The details dict includes all extracted features, making it available for debugging and analytics:
{
"rms": 0.0423,
"spectral_flatness": 0.15,
"zcr": 0.087,
"dominant_freq": 440.0,
"spectral_centroid": 523.7,
"is_tonal": True
}
Configuration
| Setting | Description | Default |
|---|---|---|
CLASSIFIER_MUSIC_THRESHOLD |
Spectral flatness below this = music | 0.7 |
CLASSIFIER_SPEECH_THRESHOLD |
Spectral flatness above this = speech | 0.6 |
CLASSIFIER_SILENCE_THRESHOLD |
RMS below this = silence | 0.85 |
CLASSIFIER_WINDOW_SECONDS |
Audio window size for each classification | 3.0 |
Testing
The audio classifier has 18 unit tests covering:
- Silence detection (pure silence, very quiet, empty audio)
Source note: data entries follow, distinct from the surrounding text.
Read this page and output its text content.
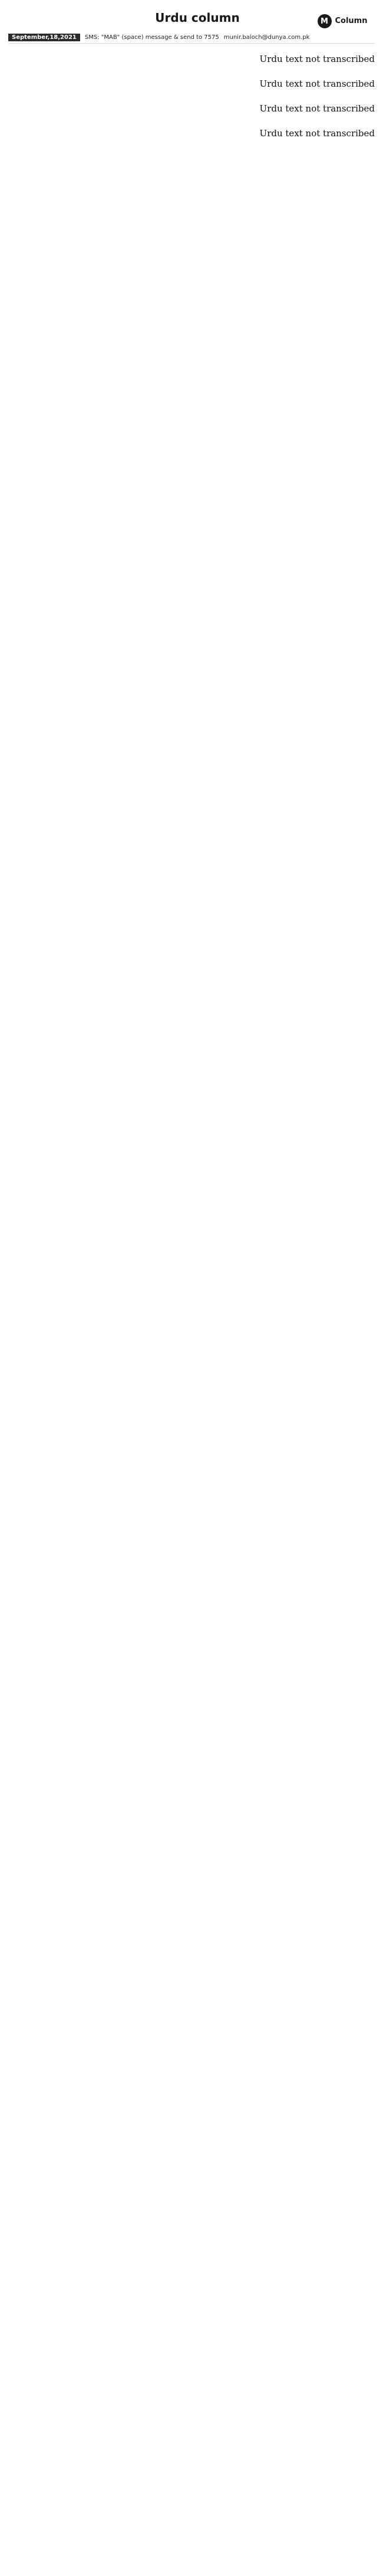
M Column
Urdu column
September,18,2021	SMS: "MAB" (space) message & send to 7575 munir.baloch@dunya.com.pk

Urdu text not transcribed

Urdu text not transcribed

Urdu text not transcribed

Urdu text not transcribed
- Tone detection (440Hz ringback, 1000Hz test tone)
- DTMF detection (digit 5, digit 0)
- Speech detection (speech-like waveforms)
- Classification history (hold→human transition, IVR non-transition)
- Feature extraction (RMS, ZCR, spectral flatness, dominant frequency)
pytest tests/test_audio_classifier.py -v
Known issue:
test_complex_tone_as_musicis a known edge case where a multi-harmonic synthetic tone is classified asLIVE_HUMANinstead ofMUSIC. This is acceptable — real hold music has different characteristics than synthetic test signals.